Zuroff and the Lithuanian novelist Ruta Vanagaite independently confirmed the holding of recreational activities at the Seventh Fort in a Lithuanian-language book they coauthored and published earlier this year. Following the JTA expose, the news portal Lrytas published photos of a camping activity on the grounds.

In addition to the Facebook response, the city on Friday posted on its website an interview with Orlov, in an unsigned article titled “Journalistic provocation didn’t work out: Kaunas respects and cherishes the memory of Jewish people.”

In it, he is quoted as saying: “No wedding party has even been hosted in the territory of the Fort,” though, “on several occasions newly-weds applied to with a request to arrange photo shoots at the Fort, in the museum, surrounded by historic items.”

Orlov said that the mass grave – which is commemorated only by a pole — accounts for only two percent of the camp, and that no festivities are held there. According to the book by Zuroff and Vanagaite, Orlov exhumed bones found on the premises, that were reburied there in 2014 with help from the Jewish Community of Lithuania.

The community has complained to authorities in the past about the absence of commemoration and about the festivities, it said in a statement.
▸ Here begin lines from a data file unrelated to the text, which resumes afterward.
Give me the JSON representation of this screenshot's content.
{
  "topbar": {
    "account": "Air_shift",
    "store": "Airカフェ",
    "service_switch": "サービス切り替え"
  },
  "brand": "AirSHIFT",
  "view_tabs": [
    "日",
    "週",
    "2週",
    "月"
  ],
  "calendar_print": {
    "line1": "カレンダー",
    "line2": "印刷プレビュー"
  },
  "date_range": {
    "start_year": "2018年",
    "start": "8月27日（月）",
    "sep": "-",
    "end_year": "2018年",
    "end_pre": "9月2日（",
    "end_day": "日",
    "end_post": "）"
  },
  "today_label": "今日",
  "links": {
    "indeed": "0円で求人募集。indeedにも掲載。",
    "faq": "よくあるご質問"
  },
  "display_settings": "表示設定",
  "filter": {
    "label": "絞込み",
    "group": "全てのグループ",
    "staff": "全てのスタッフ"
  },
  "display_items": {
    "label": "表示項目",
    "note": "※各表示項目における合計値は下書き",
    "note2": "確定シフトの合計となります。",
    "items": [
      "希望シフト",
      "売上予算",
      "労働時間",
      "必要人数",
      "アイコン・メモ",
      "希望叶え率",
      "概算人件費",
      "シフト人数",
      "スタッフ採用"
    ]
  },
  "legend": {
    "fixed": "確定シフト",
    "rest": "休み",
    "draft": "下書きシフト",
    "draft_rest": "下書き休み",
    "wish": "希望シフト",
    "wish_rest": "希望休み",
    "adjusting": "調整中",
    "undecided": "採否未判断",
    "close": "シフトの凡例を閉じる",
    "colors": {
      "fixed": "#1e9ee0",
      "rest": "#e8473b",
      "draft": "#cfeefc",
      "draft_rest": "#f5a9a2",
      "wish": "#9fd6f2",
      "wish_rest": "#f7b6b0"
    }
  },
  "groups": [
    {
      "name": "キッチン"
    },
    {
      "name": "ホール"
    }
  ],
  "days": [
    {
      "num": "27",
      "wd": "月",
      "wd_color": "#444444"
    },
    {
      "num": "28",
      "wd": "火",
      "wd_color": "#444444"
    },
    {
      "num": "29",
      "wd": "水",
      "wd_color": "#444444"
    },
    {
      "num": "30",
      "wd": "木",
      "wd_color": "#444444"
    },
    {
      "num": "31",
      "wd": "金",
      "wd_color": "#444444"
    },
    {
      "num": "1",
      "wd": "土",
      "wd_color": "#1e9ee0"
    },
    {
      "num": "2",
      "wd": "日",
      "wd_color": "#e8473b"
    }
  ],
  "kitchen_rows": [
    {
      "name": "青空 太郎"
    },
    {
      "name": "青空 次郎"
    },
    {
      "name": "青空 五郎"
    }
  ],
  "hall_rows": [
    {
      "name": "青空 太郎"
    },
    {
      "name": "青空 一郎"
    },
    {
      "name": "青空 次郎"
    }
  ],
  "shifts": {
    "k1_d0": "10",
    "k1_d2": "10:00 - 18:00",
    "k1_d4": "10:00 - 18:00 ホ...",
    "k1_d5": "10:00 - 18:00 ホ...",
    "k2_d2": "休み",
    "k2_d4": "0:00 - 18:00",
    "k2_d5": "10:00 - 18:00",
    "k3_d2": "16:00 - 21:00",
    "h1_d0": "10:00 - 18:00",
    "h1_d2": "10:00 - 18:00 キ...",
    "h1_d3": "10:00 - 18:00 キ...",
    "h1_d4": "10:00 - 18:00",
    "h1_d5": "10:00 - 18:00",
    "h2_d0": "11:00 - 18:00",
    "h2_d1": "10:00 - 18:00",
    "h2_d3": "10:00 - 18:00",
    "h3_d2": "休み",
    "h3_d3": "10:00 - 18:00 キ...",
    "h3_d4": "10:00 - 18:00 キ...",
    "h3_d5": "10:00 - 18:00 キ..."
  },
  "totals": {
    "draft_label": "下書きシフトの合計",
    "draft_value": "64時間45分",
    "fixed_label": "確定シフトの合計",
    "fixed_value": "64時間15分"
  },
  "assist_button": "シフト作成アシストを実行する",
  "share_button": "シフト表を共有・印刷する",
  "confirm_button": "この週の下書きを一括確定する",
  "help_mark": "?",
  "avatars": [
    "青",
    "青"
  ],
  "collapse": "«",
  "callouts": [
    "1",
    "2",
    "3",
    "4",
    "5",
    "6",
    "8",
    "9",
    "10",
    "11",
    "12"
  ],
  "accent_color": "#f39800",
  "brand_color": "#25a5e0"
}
According to a 2011 report by the Delfi news agency, Orlov has received EU subsidies that make up part of a $160,000 budget for maintaining the Seventh Fort.

In the interview with Orlov, the city said it had “made a resolution to put in order the place of the Jewish massacre at the Seventh Fort” and that “this autumn the stairs will be arranged close to the mass grave, a place to have a seat and rest.” A “memorial stone will be erected in the location,” it added.

Zuroff told JTA he hoped the city would follow through, but that official reaction so far “is a cop out.”

The failure to reply to his letter, he said, is indicative of a larger lack in motivation on the part of authorities in Lithuania to commemorate Holocaust victims seriously. “Instead of treating the problem, the municipality denies its existence,” he said.